SANATÇI VE YAPIMCI BAĞINI YENİDEN OLUŞTURACAĞIZ

19 Eylül 2018 Çarşamba 09:36

Yılın en büyük kültür-sanat olaylarından bir tanesi, 80’li, 90’lı yılların efsane gruplarından olan Mozaik’in, 25 sene sonra tekrar sahneye çıkması. Bununla beraber Progresif Rock’ın önemli temsilcilerinden Nekropsi de, Mehmet Güreli, Yeni Türkü, Bulutsuzluk Özlemi, Birsen Tezer, Hüsnü Arkan ve Fazıl Say da aynı etkinlikte sahneye çıkacak.Tüm bu sahneler Ada Müzik’in organize ettiği ‘Burada Müzik Var’ etkinliğinde 28 Eylül-7 Ekim tarihleri arasında Moda Kayıkhane’de gerçekleşecek. Biletlerin ‘buradamuzikvar.com’dan alınabileceği etkinlik öncesinde Ada Müzik’in sahibi Bülent Forta ile konuştuk.

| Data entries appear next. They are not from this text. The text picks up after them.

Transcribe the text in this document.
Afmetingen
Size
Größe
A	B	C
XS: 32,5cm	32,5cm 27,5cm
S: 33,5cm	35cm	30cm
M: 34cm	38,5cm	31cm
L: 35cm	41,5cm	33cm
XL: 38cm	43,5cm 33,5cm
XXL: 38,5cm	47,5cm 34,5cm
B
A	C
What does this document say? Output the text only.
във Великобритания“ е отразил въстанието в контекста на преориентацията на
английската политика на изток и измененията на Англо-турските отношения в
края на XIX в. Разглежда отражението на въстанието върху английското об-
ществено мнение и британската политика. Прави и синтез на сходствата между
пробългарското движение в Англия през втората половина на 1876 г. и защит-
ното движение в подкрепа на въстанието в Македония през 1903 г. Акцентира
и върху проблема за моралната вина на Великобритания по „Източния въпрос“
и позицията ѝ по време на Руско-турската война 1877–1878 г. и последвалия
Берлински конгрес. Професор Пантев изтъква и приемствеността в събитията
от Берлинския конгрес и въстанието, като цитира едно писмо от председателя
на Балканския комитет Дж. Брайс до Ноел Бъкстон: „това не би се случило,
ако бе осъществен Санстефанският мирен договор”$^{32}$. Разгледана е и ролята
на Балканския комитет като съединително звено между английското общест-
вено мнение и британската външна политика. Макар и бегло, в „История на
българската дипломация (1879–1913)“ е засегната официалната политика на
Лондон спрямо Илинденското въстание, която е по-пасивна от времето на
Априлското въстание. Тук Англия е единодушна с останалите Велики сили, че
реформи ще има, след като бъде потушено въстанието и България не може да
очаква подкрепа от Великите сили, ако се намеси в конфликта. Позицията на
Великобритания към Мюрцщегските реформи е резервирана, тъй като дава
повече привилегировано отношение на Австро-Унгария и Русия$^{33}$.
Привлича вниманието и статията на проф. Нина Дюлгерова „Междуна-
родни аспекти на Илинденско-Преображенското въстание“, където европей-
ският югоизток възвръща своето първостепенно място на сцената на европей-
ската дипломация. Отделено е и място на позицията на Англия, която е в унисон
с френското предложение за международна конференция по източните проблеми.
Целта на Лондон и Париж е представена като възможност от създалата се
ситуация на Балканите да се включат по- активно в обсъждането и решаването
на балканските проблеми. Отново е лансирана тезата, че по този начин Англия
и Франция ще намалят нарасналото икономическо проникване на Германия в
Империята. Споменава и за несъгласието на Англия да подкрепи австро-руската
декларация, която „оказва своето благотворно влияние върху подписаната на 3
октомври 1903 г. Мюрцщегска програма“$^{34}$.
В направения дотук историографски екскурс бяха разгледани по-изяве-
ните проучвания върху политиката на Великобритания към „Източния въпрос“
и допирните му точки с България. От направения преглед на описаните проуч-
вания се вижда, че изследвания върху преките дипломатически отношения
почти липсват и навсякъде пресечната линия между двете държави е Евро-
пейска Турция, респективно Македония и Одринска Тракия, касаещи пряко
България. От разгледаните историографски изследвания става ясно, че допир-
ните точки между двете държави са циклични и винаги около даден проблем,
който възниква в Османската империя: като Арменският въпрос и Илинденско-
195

‘Burada Müzik Var´ başlıyor. Nedir bu etkinliği ayrıcalıklı kılan?
‘Burada Müzik Var’, normal bir müzik etkinliği değil. Teması olan ve bir dizilişi bir araya getiren, felsefesi olan bir festival.

Sizi bu işe iten neydi?
Biz bir plak şirketiyiz. Bugüne kadar organizasyon yapma konusunda hep geride durmuş, asıl ehillerini yapması konusunda da mütevazilik göstermiş bir şirketiz. Ama Türkiye’deki müzikal üretim açısından giderek ciddi bir problem olan şeyler var. Plak şirketleriyle sanatçının canlı performansları arasındaki bağı çok büyük oranda kopuyor. Bir plak şirketi, sanatçının üç ayını belirleyebiliyor. Albüm çıkıyor, promosyon oluyor ve sanatçı o üç aydan sonra kendi yoluna gidiyor. Konserler yapıyor, sahneye çıkıyor ama plak şirketiyle o kültürel alışverişi beraber yaşama hali giderek zayıflıyor. Dolayısıyla yeni bir üretimde, plak şirketi ve sanatçı tekrar buluştuğu zaman, aslında farklılaşmış bir sanatçı ve onun yeniden üretim yapmasını bekleyen basit görevlerle donatılmış bir şey ortaya çıkıyor. Ada Müzik, bundan daha farklı bir şirket. Çünkü bünyesinde topladığı sanatçılar, kültürel iddiaları olan isimler. Bütün bunları aslında kendi sanatçısıyla iki albüm arasındaki hayatta da bazı diyalogların kurulduğu, müzikal olarak bazı şeylerin konuşulduğu, paylaşıldığı bir şey bizi ayakta tutan. Bizim proje yapmamızı, kimleri tercih ettiğimizi de belirleyen şey bu. Yoksa bugünkü mevcut dijital çağda eğer bu organikliği ortadan kaldırırsanız müziği tamamen bir meta olarak kurgulayan dolayısıyla da piyasada en çok parası olanların bir plak şirketine dönüştüğü, bunun dışında yaratıcılığın ortadan kalktığı bir yere sürükler bizi diye düşündük. Dolayısıyla biz şimdi bir başlangıç yapıyoruz. Bu bir plak şirketi ile kendi sanatçısının yarattığı bir diyalog olarak ortaya çıksın istiyoruz ve bu kopmuş olan bağı burada yeniden bir araya getirmek istiyoruz.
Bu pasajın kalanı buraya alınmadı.